Pero los viajes fantásticos a nuestro satélite no siempre tienen un tono satírico, pues a menudo prevalece su condición de inspiradora de los poetas y símbolo de pureza. Dante, en la Divina Comedia, encuentra en la Luna una especie de limbo en el que las almas son como imágenes reflejadas en aguas cristalinas. Y en el Orlando Furioso de Ludovico Ariosto, Astolfo, uno de los paladines de Carlomagno, vuela a lomos de un hipogrifo hasta la Luna, donde se encuentran las mentes de los que han perdido la razón (de acuerdo con la tradición que asocia la Luna con la locura, origen del término “lunático”).

Si se sale del ámbito de la poesía para ir al de las narraciones que describen el viaje a la Luna de una forma más o menos realista, sin apelar a la magia o a seres fabulosos y sin convertir nuestro satélite en un escenario alegórico, dos nombres destacan claramente entre todos los demás: Julio Verne y H. G. Wells.

En De la Tierra a la Luna, publicada en 1865, Verne dedica una auténtica oda a la revolución tecnológica del siglo XIX al describir la construcción de un gigantesco cañón de 300 metros capaz de lanzar un proyectil a la Luna. Proyectil que acabará albergando a tres intrépidos viajeros que, si bien no podrán pisar el satélite, lo circunvolarán de cerca antes de volver a la Tierra.

En Los primeros hombres en la Luna (1901), H. G. Wells sí permite que sus viajeros se posen en la superficie lunar, gracias a una rudimentaria astronave impulsada por la cavorita, un maravilloso material antigravitatorio inventado por el consabido científico excéntrico.

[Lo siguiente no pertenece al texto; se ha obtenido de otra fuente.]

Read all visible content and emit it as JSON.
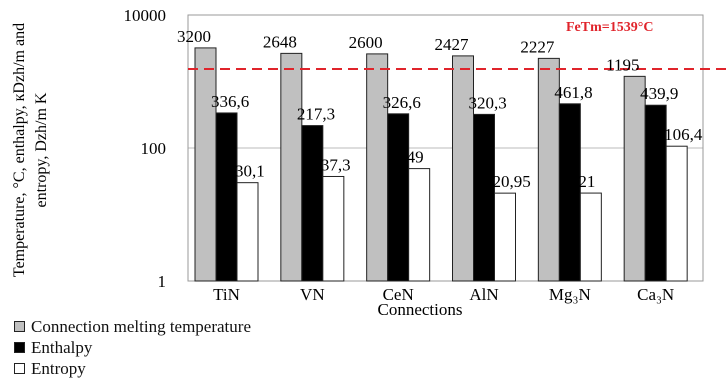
{
  "chart_data": {
    "type": "bar",
    "ylabel": "Temperature, °C, enthalpy, кDzh/m and entropy,  Dzh/m K",
    "xlabel": "Connections",
    "yscale": "log",
    "ylim": [
      1,
      10000
    ],
    "yticks": [
      "10000",
      "100",
      "1"
    ],
    "grid": "horizontal",
    "legend_position": "bottom-left",
    "categories": [
      "TiN",
      "VN",
      "CeN",
      "AlN",
      "Mg₃N",
      "Ca₃N"
    ],
    "series": [
      {
        "name": "Connection melting temperature",
        "color": "#c0c0c0",
        "values": [
          3200,
          2648,
          2600,
          2427,
          2227,
          1195
        ],
        "labels": [
          "3200",
          "2648",
          "2600",
          "2427",
          "2227",
          "1195"
        ]
      },
      {
        "name": "Enthalpy",
        "color": "#000000",
        "values": [
          336.6,
          217.3,
          326.6,
          320.3,
          461.8,
          439.9
        ],
        "labels": [
          "336,6",
          "217,3",
          "326,6",
          "320,3",
          "461,8",
          "439,9"
        ]
      },
      {
        "name": "Entropy",
        "color": "#ffffff",
        "values": [
          30.1,
          37.3,
          49,
          20.95,
          21,
          106.4
        ],
        "labels": [
          "30,1",
          "37,3",
          "49",
          "20,95",
          "21",
          "106,4"
        ]
      }
    ],
    "reference_line": {
      "label": "FeTm=1539°C",
      "value": 1539,
      "color": "#e0242b"
    }
  }
}
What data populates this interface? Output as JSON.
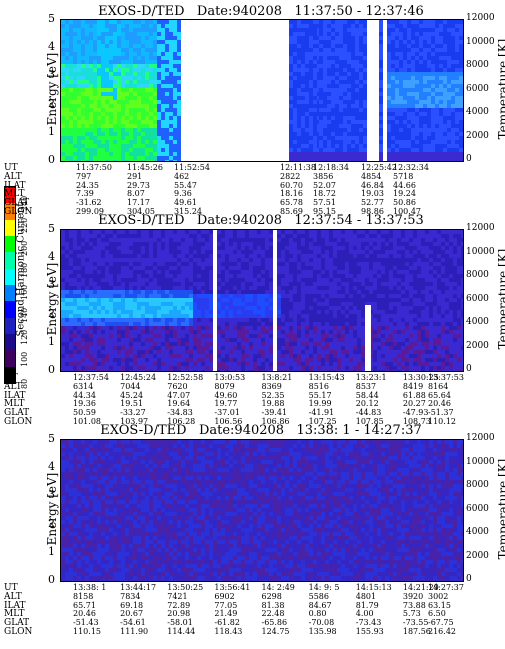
{
  "colorbar": {
    "title": "Second Harmonic Current",
    "ticks": [
      "240",
      "220",
      "200",
      "180",
      "160",
      "140",
      "120",
      "100",
      "80"
    ],
    "colors": [
      "#ff0000",
      "#ff7f00",
      "#ffff00",
      "#00ff00",
      "#00ffaa",
      "#00ffff",
      "#0080ff",
      "#0000ff",
      "#2020c0",
      "#1c0c8c",
      "#400060",
      "#000000"
    ]
  },
  "chart_data": [
    {
      "type": "heatmap",
      "title": "EXOS-D/TED   Date:940208   11:37:50 - 12:37:46",
      "ylabel": "Energy [eV]",
      "y2label": "Temperature [K]",
      "ylim": [
        0,
        5
      ],
      "y2lim": [
        0,
        12000
      ],
      "yticks": [
        "5",
        "4",
        "3",
        "2",
        "1",
        "0"
      ],
      "y2ticks": [
        "12000",
        "10000",
        "8000",
        "6000",
        "4000",
        "2000",
        "0"
      ],
      "rows": [
        "UT",
        "ALT",
        "ILAT",
        "MLT",
        "GLAT",
        "GLON"
      ],
      "columns": [
        {
          "UT": "11:37:50",
          "ALT": "797",
          "ILAT": "24.35",
          "MLT": "7.39",
          "GLAT": "-31.62",
          "GLON": "299.09"
        },
        {
          "UT": "11:45:26",
          "ALT": "291",
          "ILAT": "29.73",
          "MLT": "8.07",
          "GLAT": "17.17",
          "GLON": "304.05"
        },
        {
          "UT": "11:52:54",
          "ALT": "462",
          "ILAT": "55.47",
          "MLT": "9.36",
          "GLAT": "49.61",
          "GLON": "315.24"
        },
        {
          "UT": "12:11:38",
          "ALT": "2822",
          "ILAT": "60.70",
          "MLT": "18.16",
          "GLAT": "65.78",
          "GLON": "85.69"
        },
        {
          "UT": "12:18:34",
          "ALT": "3856",
          "ILAT": "52.07",
          "MLT": "18.72",
          "GLAT": "57.51",
          "GLON": "95.15"
        },
        {
          "UT": "12:25:42",
          "ALT": "4854",
          "ILAT": "46.84",
          "MLT": "19.03",
          "GLAT": "52.77",
          "GLON": "98.86"
        },
        {
          "UT": "12:32:34",
          "ALT": "5718",
          "ILAT": "44.66",
          "MLT": "19.24",
          "GLAT": "50.86",
          "GLON": "100.47"
        }
      ]
    },
    {
      "type": "heatmap",
      "title": "EXOS-D/TED   Date:940208   12:37:54 - 13:37:53",
      "ylabel": "Energy [eV]",
      "y2label": "Temperature [K]",
      "ylim": [
        0,
        5
      ],
      "y2lim": [
        0,
        12000
      ],
      "yticks": [
        "5",
        "4",
        "3",
        "2",
        "1",
        "0"
      ],
      "y2ticks": [
        "12000",
        "10000",
        "8000",
        "6000",
        "4000",
        "2000",
        "0"
      ],
      "rows": [
        "UT",
        "ALT",
        "ILAT",
        "MLT",
        "GLAT",
        "GLON"
      ],
      "columns": [
        {
          "UT": "12:37:54",
          "ALT": "6314",
          "ILAT": "44.34",
          "MLT": "19.36",
          "GLAT": "50.59",
          "GLON": "101.08"
        },
        {
          "UT": "12:45:24",
          "ALT": "7044",
          "ILAT": "45.24",
          "MLT": "19.51",
          "GLAT": "-33.27",
          "GLON": "103.97"
        },
        {
          "UT": "12:52:58",
          "ALT": "7620",
          "ILAT": "47.07",
          "MLT": "19.64",
          "GLAT": "-34.83",
          "GLON": "106.28"
        },
        {
          "UT": "13:0:53",
          "ALT": "8079",
          "ILAT": "49.60",
          "MLT": "19.77",
          "GLAT": "-37.01",
          "GLON": "106.56"
        },
        {
          "UT": "13:8:21",
          "ALT": "8369",
          "ILAT": "52.35",
          "MLT": "19.88",
          "GLAT": "-39.41",
          "GLON": "106.86"
        },
        {
          "UT": "13:15:43",
          "ALT": "8516",
          "ILAT": "55.17",
          "MLT": "19.99",
          "GLAT": "-41.91",
          "GLON": "107.25"
        },
        {
          "UT": "13:23:1",
          "ALT": "8537",
          "ILAT": "58.44",
          "MLT": "20.12",
          "GLAT": "-44.83",
          "GLON": "107.85"
        },
        {
          "UT": "13:30:25",
          "ALT": "8419",
          "ILAT": "61.88",
          "MLT": "20.27",
          "GLAT": "-47.93",
          "GLON": "108.73"
        },
        {
          "UT": "13:37:53",
          "ALT": "8164",
          "ILAT": "65.64",
          "MLT": "20.46",
          "GLAT": "-51.37",
          "GLON": "110.12"
        }
      ]
    },
    {
      "type": "heatmap",
      "title": "EXOS-D/TED   Date:940208   13:38: 1 - 14:27:37",
      "ylabel": "Energy [eV]",
      "y2label": "Temperature [K]",
      "ylim": [
        0,
        5
      ],
      "y2lim": [
        0,
        12000
      ],
      "yticks": [
        "5",
        "4",
        "3",
        "2",
        "1",
        "0"
      ],
      "y2ticks": [
        "12000",
        "10000",
        "8000",
        "6000",
        "4000",
        "2000",
        "0"
      ],
      "rows": [
        "UT",
        "ALT",
        "ILAT",
        "MLT",
        "GLAT",
        "GLON"
      ],
      "columns": [
        {
          "UT": "13:38: 1",
          "ALT": "8158",
          "ILAT": "65.71",
          "MLT": "20.46",
          "GLAT": "-51.43",
          "GLON": "110.15"
        },
        {
          "UT": "13:44:17",
          "ALT": "7834",
          "ILAT": "69.18",
          "MLT": "20.67",
          "GLAT": "-54.61",
          "GLON": "111.90"
        },
        {
          "UT": "13:50:25",
          "ALT": "7421",
          "ILAT": "72.89",
          "MLT": "20.98",
          "GLAT": "-58.01",
          "GLON": "114.44"
        },
        {
          "UT": "13:56:41",
          "ALT": "6902",
          "ILAT": "77.05",
          "MLT": "21.49",
          "GLAT": "-61.82",
          "GLON": "118.43"
        },
        {
          "UT": "14: 2:49",
          "ALT": "6298",
          "ILAT": "81.38",
          "MLT": "22.48",
          "GLAT": "-65.86",
          "GLON": "124.75"
        },
        {
          "UT": "14: 9: 5",
          "ALT": "5586",
          "ILAT": "84.67",
          "MLT": "0.80",
          "GLAT": "-70.08",
          "GLON": "135.98"
        },
        {
          "UT": "14:15:13",
          "ALT": "4801",
          "ILAT": "81.79",
          "MLT": "4.00",
          "GLAT": "-73.43",
          "GLON": "155.93"
        },
        {
          "UT": "14:21:29",
          "ALT": "3920",
          "ILAT": "73.88",
          "MLT": "5.73",
          "GLAT": "-73.55",
          "GLON": "187.56"
        },
        {
          "UT": "14:27:37",
          "ALT": "3002",
          "ILAT": "63.15",
          "MLT": "6.50",
          "GLAT": "-67.75",
          "GLON": "216.42"
        }
      ]
    }
  ]
}
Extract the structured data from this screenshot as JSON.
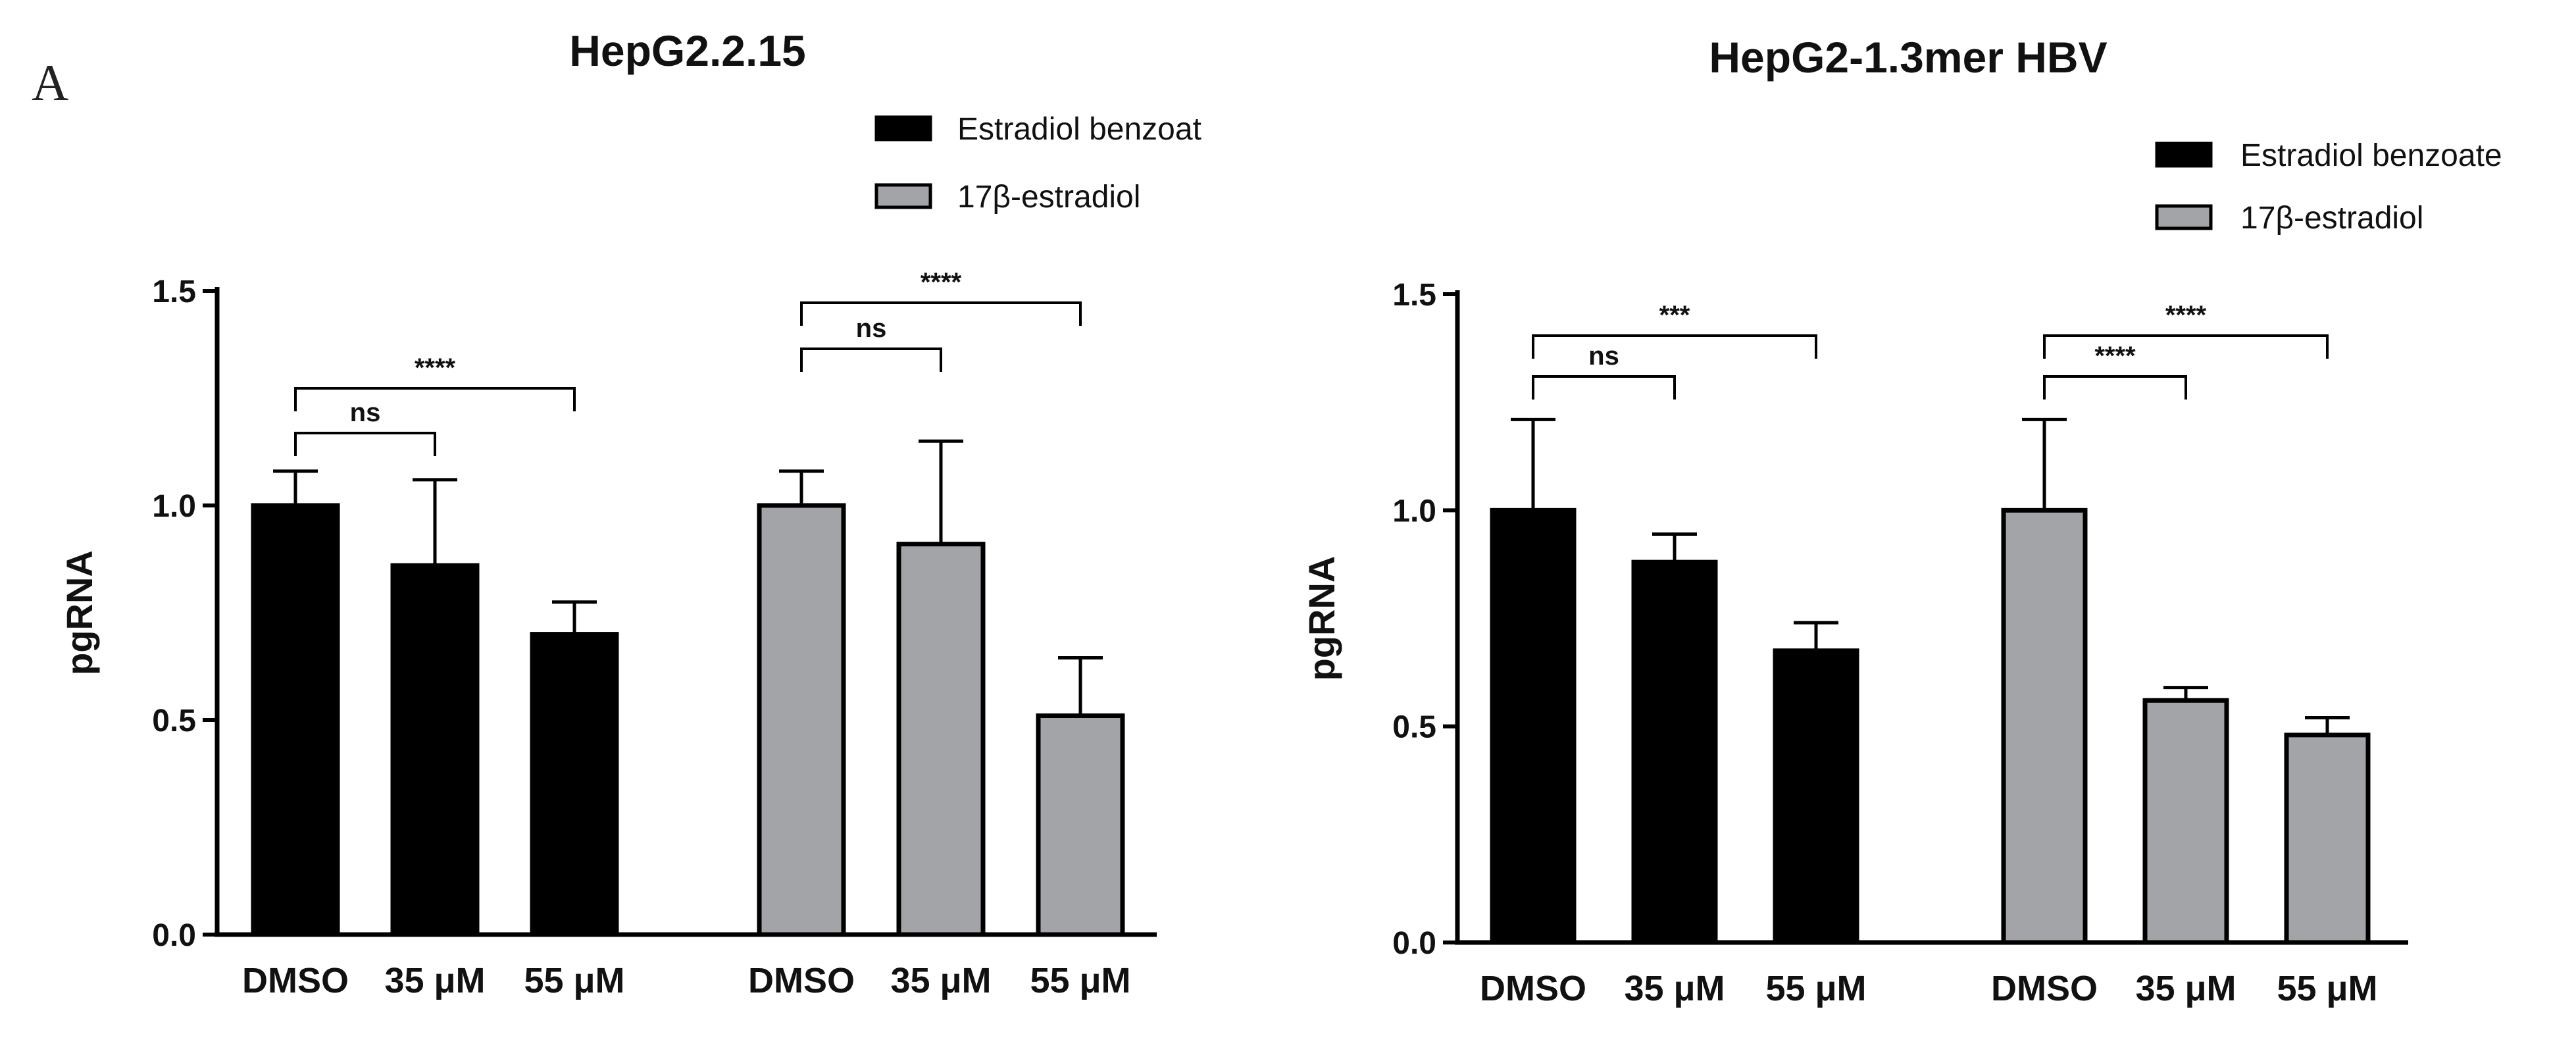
{
  "panel_label": "A",
  "chart_data": [
    {
      "type": "bar",
      "title": "HepG2.2.15",
      "xlabel": "",
      "ylabel": "pgRNA",
      "ylim": [
        0,
        1.5
      ],
      "yticks": [
        "0.0",
        "0.5",
        "1.0",
        "1.5"
      ],
      "categories": [
        "DMSO",
        "35 μM",
        "55 μM"
      ],
      "legend": {
        "placement": "top-right",
        "entries": [
          "Estradiol benzoat",
          "17β-estradiol"
        ]
      },
      "colors": {
        "Estradiol benzoat": "#000000",
        "17β-estradiol": "#a3a4a8"
      },
      "series": [
        {
          "name": "Estradiol benzoat",
          "values": [
            1.0,
            0.86,
            0.7
          ],
          "errors": [
            0.08,
            0.2,
            0.075
          ]
        },
        {
          "name": "17β-estradiol",
          "values": [
            1.0,
            0.91,
            0.51
          ],
          "errors": [
            0.08,
            0.24,
            0.135
          ]
        }
      ],
      "significance": [
        {
          "series": 0,
          "from": 0,
          "to": 1,
          "label": "ns"
        },
        {
          "series": 0,
          "from": 0,
          "to": 2,
          "label": "****"
        },
        {
          "series": 1,
          "from": 0,
          "to": 1,
          "label": "ns"
        },
        {
          "series": 1,
          "from": 0,
          "to": 2,
          "label": "****"
        }
      ]
    },
    {
      "type": "bar",
      "title": "HepG2-1.3mer HBV",
      "xlabel": "",
      "ylabel": "pgRNA",
      "ylim": [
        0,
        1.5
      ],
      "yticks": [
        "0.0",
        "0.5",
        "1.0",
        "1.5"
      ],
      "categories": [
        "DMSO",
        "35 μM",
        "55 μM"
      ],
      "legend": {
        "placement": "top-right",
        "entries": [
          "Estradiol benzoate",
          "17β-estradiol"
        ]
      },
      "colors": {
        "Estradiol benzoate": "#000000",
        "17β-estradiol": "#a3a4a8"
      },
      "series": [
        {
          "name": "Estradiol benzoate",
          "values": [
            1.0,
            0.88,
            0.675
          ],
          "errors": [
            0.21,
            0.065,
            0.065
          ]
        },
        {
          "name": "17β-estradiol",
          "values": [
            1.0,
            0.56,
            0.48
          ],
          "errors": [
            0.21,
            0.03,
            0.04
          ]
        }
      ],
      "significance": [
        {
          "series": 0,
          "from": 0,
          "to": 1,
          "label": "ns"
        },
        {
          "series": 0,
          "from": 0,
          "to": 2,
          "label": "***"
        },
        {
          "series": 1,
          "from": 0,
          "to": 1,
          "label": "****"
        },
        {
          "series": 1,
          "from": 0,
          "to": 2,
          "label": "****"
        }
      ]
    }
  ]
}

En la Luna, los viajeros se encuentran con una civilización que habita grutas subterráneas y que, en la línea de Luciano de Samosata y de Cyrano, le sirve a Wells para criticar la sociedad de su tiempo.

En cierta ocasión le preguntaron a Verne qué opinaba de Wells y respondió: “Yo uso la ciencia, él inventa”.

Gracias a estas y otras novelas en las que la fantasía más audaz se funde con la anticipación tecnológica, Verne y Wells se disputan, junto con Mary Shelley y su inolvidable Frankenstein, el título de padres de la ciencia ficción. En cierta ocasión le preguntaron a Verne qué opinaba de Wells y respondió: “Yo uso la ciencia, él inventa”. Pero lo cierto es que ambos utilizaban la ciencia y ambos inventaban por igual (el cañón gigante de Verne no es menos fantástico que la cavorita de Wells). Para deleite de sus innumerables lectores, que se renuevan de generación en generación.